I’ve never really liked prosecco, it’s always tasted like piss put through a soda stream, but it’s included in the deposit we put down for the meal so down the hatch it goes. I knock back a glass, then another. My teeth start to hurt from the sugar and I go for a wee I don’t need, just to collect myself.

Megan: Is it bad?

April: Sitting on the loo, weeing a wee I don’t need

Megan: So it is bad

April: Everyone is friendly. They’re just all … so grown up

Megan: Fuck them

Megan: Fuck them all

Megan: Burn the fucking place down

April: Are you OK?

Megan: Quite clearly no

Megan: But I’m also fine. Go have fun now Xx

April: Doubtful

Just as I’m wiping, I get a message from Josh.

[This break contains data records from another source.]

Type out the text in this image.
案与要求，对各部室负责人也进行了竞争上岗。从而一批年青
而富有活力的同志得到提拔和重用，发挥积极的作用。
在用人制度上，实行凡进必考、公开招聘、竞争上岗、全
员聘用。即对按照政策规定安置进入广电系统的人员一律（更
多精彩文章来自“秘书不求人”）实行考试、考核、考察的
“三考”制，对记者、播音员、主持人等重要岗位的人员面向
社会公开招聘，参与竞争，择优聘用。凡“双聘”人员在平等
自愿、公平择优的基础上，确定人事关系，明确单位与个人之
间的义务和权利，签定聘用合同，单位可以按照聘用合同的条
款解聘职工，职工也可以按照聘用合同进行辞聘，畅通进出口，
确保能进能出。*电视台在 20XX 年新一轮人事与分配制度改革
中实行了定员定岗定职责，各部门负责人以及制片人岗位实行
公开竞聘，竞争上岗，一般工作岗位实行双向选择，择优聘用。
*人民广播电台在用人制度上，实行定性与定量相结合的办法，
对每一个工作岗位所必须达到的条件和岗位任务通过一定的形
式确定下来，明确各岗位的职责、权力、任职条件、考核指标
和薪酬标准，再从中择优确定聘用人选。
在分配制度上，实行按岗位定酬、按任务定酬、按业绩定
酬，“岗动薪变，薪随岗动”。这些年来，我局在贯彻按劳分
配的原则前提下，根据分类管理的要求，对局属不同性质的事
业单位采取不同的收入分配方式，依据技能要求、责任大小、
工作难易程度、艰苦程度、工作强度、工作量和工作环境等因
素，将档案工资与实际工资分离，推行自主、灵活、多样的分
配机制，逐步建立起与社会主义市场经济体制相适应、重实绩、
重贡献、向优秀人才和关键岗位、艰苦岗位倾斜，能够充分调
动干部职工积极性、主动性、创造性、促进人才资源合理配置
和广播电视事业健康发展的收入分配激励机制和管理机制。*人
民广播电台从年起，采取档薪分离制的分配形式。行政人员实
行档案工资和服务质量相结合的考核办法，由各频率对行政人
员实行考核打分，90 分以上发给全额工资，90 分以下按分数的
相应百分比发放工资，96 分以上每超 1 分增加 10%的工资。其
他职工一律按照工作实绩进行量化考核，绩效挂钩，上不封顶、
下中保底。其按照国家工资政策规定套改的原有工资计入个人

Joshua: Has the butler in the buff turned up yet? Hope you’re having a nice time x

Gretel: A great time, thanks! No nudity yet, but it’s only seven thirty. Have a good night with Neil x

The useful thing about sitting around mothers is that you only have to ask them a few choice questions and then you don’t have to talk or think any more for a good hour or so. I’m settled by the home-friends lot, all of whom have at least two kids that I’m shown on their phones.